Do not store serialized arrays in database fields
mustafau - December 25, 2007 - 22:34
| Project: | FeedAPI |
| Version: | 6.x-1.x-dev |
| Component: | Code |
| Category: | task |
| Priority: | normal |
| Assigned: | Unassigned |
| Status: | active |
Jump to:
Description
I think that parsers and processors fields should be separated from feedapi table to their own respective tables.
feedapi_parsers schema:
|nid|parser|
feedapi_processors schema:
|nid|processor|
Another thing is that settings field can be represented as seperate database fields.

#1
Any thoughts on this issue?
#2
Sure. What are the reasons against storing serialized stuff in DB fields? In Drupal, it's not unique ({variable} table). I see 1 reason: it's harder to set the default values (at the install stage and at the automated tests)
#3
It is much harder for developers to understand the database and hack into it. Searching for feeds with a specific parser, processor or setting becomes impossible.
#4
I think the idea behind {variable} table is different. It is there to store different types of variables in one table.
Storing serialized arrays in database only makes sense if there are small number of arrays to store. For example storing node type settings in {variable} table is acceptable.
#5
The reason why there are arrays in feedapi table is because it was the easiest way of implementing the storage for FeedAPI's setting handling.
Every add on module can expose settings in the feedapi_settings_form() hook - per content type presets and per node storage is handled then by FeedAPI. The method is the following: hook_settings_form() builds a form api array which is stored by FeedAPI by smushing it into the feedapi table's settings field.
This method has two disadvantages:
- it does not seperate data model from UI
- it uses a serialized format that is not searchable and hard to read for humans
but it has one huge advantage:
- it is simple _in comparison_ and pretty robust
If you wouldn't use a serialized array for storing those values, you would have to write a layer that maps arbitrary form input to your storage model and vice versa. That's not trivial, so we took a loop around it.

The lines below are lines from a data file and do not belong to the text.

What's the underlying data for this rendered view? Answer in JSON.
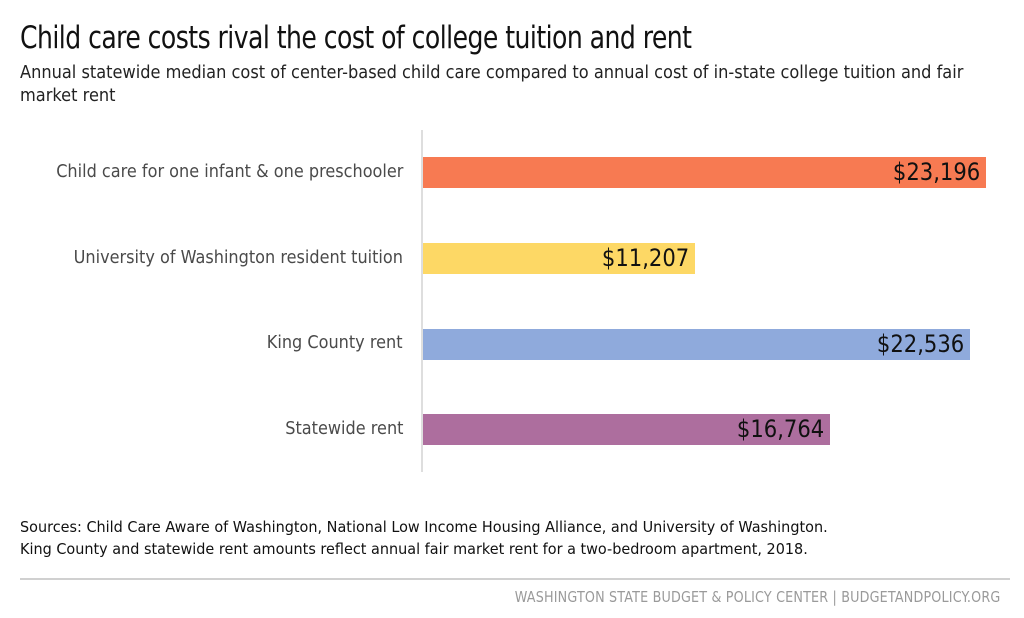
{
  "header": {
    "title": "Child care costs rival the cost of college tuition and rent",
    "subtitle": "Annual statewide median cost of center-based child care compared to annual cost of in-state college tuition and fair market rent"
  },
  "chart_data": {
    "type": "bar",
    "orientation": "horizontal",
    "title": "Child care costs rival the cost of college tuition and rent",
    "subtitle": "Annual statewide median cost of center-based child care compared to annual cost of in-state college tuition and fair market rent",
    "xlabel": "",
    "ylabel": "",
    "categories": [
      "Child care for one infant & one preschooler",
      "University of Washington resident tuition",
      "King County rent",
      "Statewide rent"
    ],
    "values": [
      23196,
      11207,
      22536,
      16764
    ],
    "value_labels": [
      "$23,196",
      "$11,207",
      "$22,536",
      "$16,764"
    ],
    "colors": [
      "#F77A52",
      "#FDD865",
      "#8FAADC",
      "#AD6E9E"
    ],
    "xlim": [
      0,
      23196
    ],
    "grid": false,
    "legend": "none"
  },
  "bars": [
    {
      "label": "Child care for one infant & one preschooler",
      "value_label": "$23,196",
      "color": "#F77A52"
    },
    {
      "label": "University of Washington resident tuition",
      "value_label": "$11,207",
      "color": "#FDD865"
    },
    {
      "label": "King County rent",
      "value_label": "$22,536",
      "color": "#8FAADC"
    },
    {
      "label": "Statewide rent",
      "value_label": "$16,764",
      "color": "#AD6E9E"
    }
  ],
  "notes": {
    "line1": "Sources: Child Care Aware of Washington, National Low Income Housing Alliance, and University of Washington.",
    "line2": "King County and statewide rent amounts reflect annual fair market rent for a two-bedroom apartment, 2018."
  },
  "footer": {
    "credit": "WASHINGTON STATE BUDGET & POLICY CENTER | BUDGETANDPOLICY.ORG"
  }
}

That said, I would love to simplify and improve this part of FeedAPI. It is hard to understand and sometimes I am not sure whether we actually need such complex settings handling. Thoughts are welcome.
Alex
#6
Dropping per node settings handling from Feed API won't be a serious drawback. When different set of settings are needed one would create another Feed API enabled content type.
#7
#8
What about letting add-on modules to inject their settings form and store their settings variables independently.
Benefits:
* simplify feedapi.module.
* reduce disk space used for {feedapi} table.
* developer friendly
* searchable
* easy to update when settings change (e.g. when an add-on is disabled or uninstalled.)
#9
I'm with mustafau on this. The serialized data is a real drawback to doing batch operations on feeds. Changing a setting on all of a class of feeds is impossible to do at the db level because the settings are buried. There is also duplication of data (url):
select url, settings from feedapi;
| http://zivtech.com/taxonomy/term/6/feed | a:6:{s:11:"feedapi_url";s:39:"http://zivtech.com/taxonomy/term/6/feed";s:17:"refresh_on_create";i:0;
s:15:"update_existing";i:1;s:4:"skip";i:0;s:12:"items_delete";s:1:"0";s:10:"processors";
a:1:{s:12:"feedapi_node";a:4:{s:12:"content_type";s:7:"article";s:9:"node_date";s:4:"feed";
s:7:"promote";s:1:"0";s:8:"x_dedupe";s:0:"";}}}
Robustness is not an argument in favor of serialization and neither is prior art in Drupal. Normalized data wouldn't lead to less robustness, and the prior art for serialization in Drupal (cach, variable as examples) tends towards data that is unique (you never operate on a whole class of variables, and caches never get updated, just read or destroyed). This is a case where normalization could be applied to most of the data, I think. Let processors have their own tables, if they have to.